Gelna nodded. “That’s when they started getting this tattooed on the back of their hands. Nobody wants to buy tainted meat, or organs.”
“I was just about to ask if they went into the organ trade,” Tommy shuddered. “Seems a waste to dump a bloke in the stew pot if you can peddle his kidneys for a higher price.”
“Just wait until human visits become more common out here.” Gelna grinned. “Won’t be long before you can pick up a human heart on the cheap.” His tail was twitching non-stop.
An arm reached over Gelna’s shoulder, snatching the tablet. Tommy turned to watch as Kale walked over to a club chair and set the tablet on the side table, pulling out a felt-tip marker as he sat down. “Thanks, by the way,” Tommy spoke out of the corner of his mouth to Gelna, “for not giving me a blatant look at those glyphs. I would’ve had an obligation to set Kale straight, seeing as he works for my dad.”
Liam Kennedy dropped onto the couch on the other side of the alien. He frowned at Kale who was drawing on the back of his hand with a marker. “What is Thompsen doing?”
“I’m never sure, really, what Thompsen is doing,” Tommy answered vaguely before switching to Dheema, the language of the old empire. “An invitation to pinch him?”
Gelna grinned. “An old tradition from imperial days. You wore the glyphs on your skin during your birth week so strangers could pinch you and join in the celebration. It will be interesting to see if the practice survived here.”

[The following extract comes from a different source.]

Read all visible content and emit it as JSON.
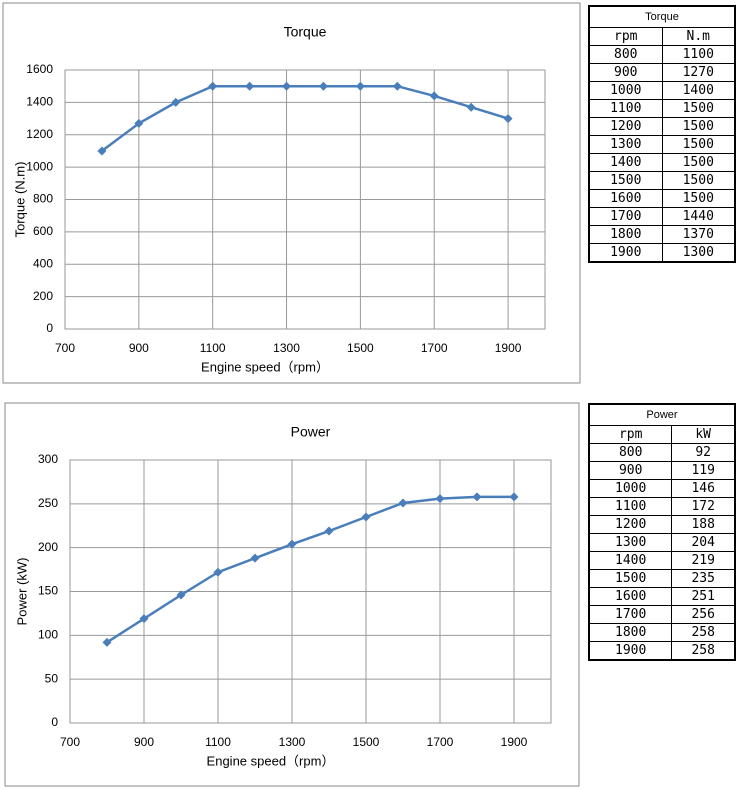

The captain walked past the couch, threading his way through the furniture of the spacious lounge to stand with his back to the long bank of floor-to-ceiling windows. “All right folks, we’re finally here,” he began. “We have clearance to land at Khulmet, which is their main population center. Their business day begins in just over two hours – I want our shore party on the ground by then.” His gaze swept the fifteen crew-members who weren’t currently engaged in the business of keeping the ship in operation. His eyes settled first on ‘Bernie Stanford – MBA’.